A French power producer expects to its hydrogen energy power station in Namibia to produce electricity by 2024.
A top company official for HDF Energy announced the plan for the southern African country recently. The hydrogen power plant in Namibia would be Africa’s first.
The Swakopmund project is expected to cost about $181 million. Once operational, the company said, it will supply electrical power, 24 hours a day, throughout the year. It will increase the electricity supply to Namibia, which imports 40 percent of its power from neighboring South Africa.
Namibia is one of the world’s sunniest and least densely populated countries. It wants to be able to use its great potential for solar and wind energy to produce “green” hydrogen power. And Namibia wants to become a renewable energy center in Africa.
Hydrogen power is considered “green” when it is made with renewable power. And it is seen as an important way to reduce carbon-based fuels in the energy industry.
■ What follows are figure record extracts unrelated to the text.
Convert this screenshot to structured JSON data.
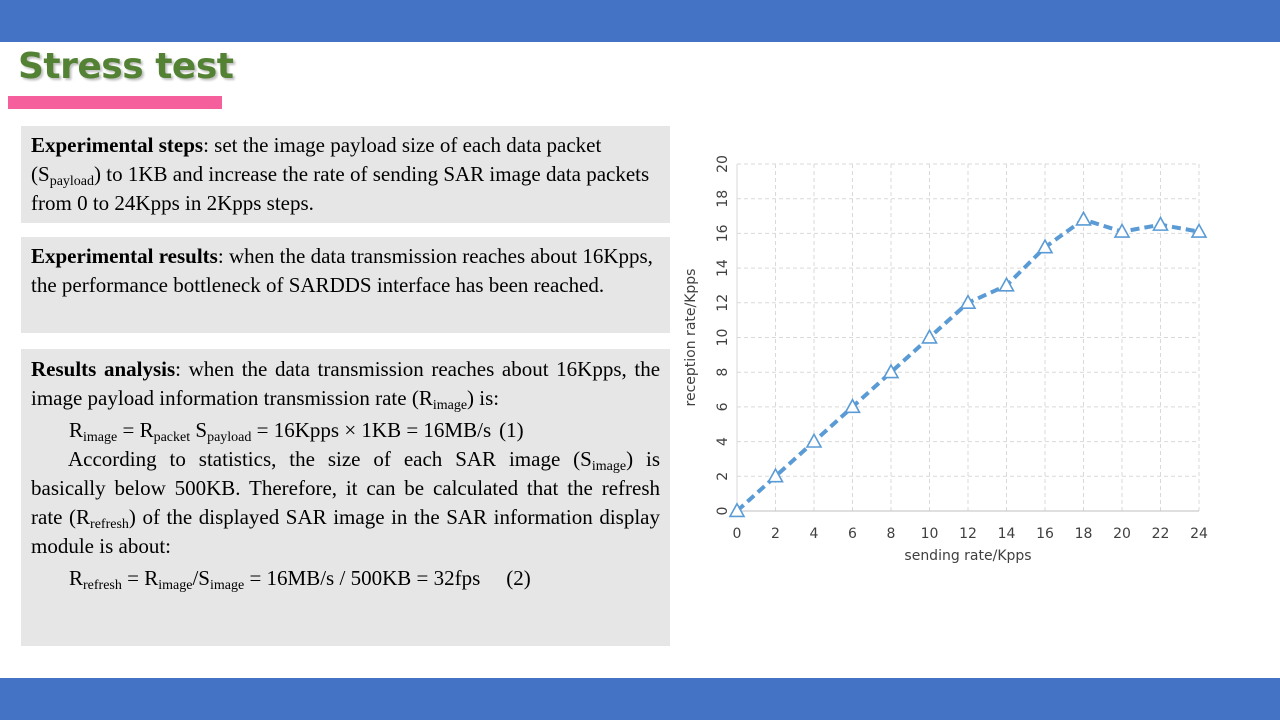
{
  "title": "Stress test",
  "colors": {
    "banner": "#4472c4",
    "title": "#548235",
    "underline": "#f5609c",
    "box": "#e7e6e6",
    "series": "#5b9bd5"
  },
  "steps": {
    "label": "Experimental steps",
    "t1": ": set the image payload size of each data packet (S",
    "t1_sub": "payload",
    "t2": ")  to 1KB and increase the rate of sending SAR image data packets from 0 to 24Kpps in 2Kpps steps."
  },
  "results": {
    "label": "Experimental results",
    "text": ": when the data transmission reaches about 16Kpps, the performance bottleneck of SARDDS  interface has been reached."
  },
  "analysis": {
    "label": "Results analysis",
    "p1a": ": when the data transmission reaches about 16Kpps, the image payload information transmission rate (R",
    "p1_sub": "image",
    "p1b": ") is:",
    "eq1": {
      "r": "R",
      "r_sub": "image",
      "eq": " = R",
      "packet_sub": "packet",
      "s": " S",
      "payload_sub": "payload",
      "rest": " = 16Kpps × 1KB = 16MB/s",
      "num": "(1)"
    },
    "p2a": "According to statistics, the size of each SAR image (S",
    "p2_sub": "image",
    "p2b": ") is basically below 500KB. Therefore, it can be calculated that the refresh rate (R",
    "p2_sub2": "refresh",
    "p2c": ") of the displayed SAR image in the SAR information display module is about:",
    "eq2": {
      "r": "R",
      "r_sub": "refresh",
      "eq": " = R",
      "image_sub": "image",
      "slash": "/S",
      "simage_sub": "image",
      "rest": " = 16MB/s / 500KB = 32fps",
      "num": "(2)"
    }
  },
  "chart_data": {
    "type": "line",
    "xlabel": "sending rate/Kpps",
    "ylabel": "reception rate/Kpps",
    "x": [
      0,
      2,
      4,
      6,
      8,
      10,
      12,
      14,
      16,
      18,
      20,
      22,
      24
    ],
    "series": [
      {
        "values": [
          0,
          2,
          4,
          6,
          8,
          10,
          12,
          13,
          15.2,
          16.8,
          16.1,
          16.5,
          16.1
        ]
      }
    ],
    "xlim": [
      0,
      24
    ],
    "ylim": [
      0,
      20
    ],
    "xticks": [
      "0",
      "2",
      "4",
      "6",
      "8",
      "10",
      "12",
      "14",
      "16",
      "18",
      "20",
      "22",
      "24"
    ],
    "yticks": [
      "0",
      "2",
      "4",
      "6",
      "8",
      "10",
      "12",
      "14",
      "16",
      "18",
      "20"
    ],
    "grid": true,
    "line_style": "dashed",
    "marker": "open-triangle"
  }
}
However, the technology remains untried and costlier than other forms of power.
The project will use solar panels able to produce 85 megawatts (MW) of electricity. They will power electrolyzers that produce hydrogen, which can be stored. Electrolyzers produce hydrogen by using electricity to separate hydrogen from oxygen in water.
Nicolas Lecomte is HDF Energy director for southern Africa. He said, "Yearly we can produce 142 gigawatt hours, enough for 142,000 inhabitants and that is conservative."
HDF Energy is also considering new projects across Africa and in other parts of the world.
Lecomte told Reuters, "Soon after southern Africa, you will see HDF developing projects in east Africa.”
Another company is in talks with Namibia’s government to secure an agreement for a planned hydrogen project. Hyphen Hydrogen Energy is registered in Namibia. It is proposing a $10 billion project to produce 350,000 tons of green hydrogen a year before 2030. It will be for markets near Namibia and around the world.
European Union investment
European Union and Namibian officials said the EU also plans a deal with the country to support its green hydrogen industry. European nations are trying to reduce their dependence on Russian energy.
The German government has already agreed to invest $41.8 million in Namibia’s green hydrogen plan. And Belgian and Dutch companies are also operating in the country in that field.
Obeth Kandjoze is director-general of Namibia’s National Planning Commission. He said direct EU financial support was likely to be limited, but a financial deal could bring in other investors.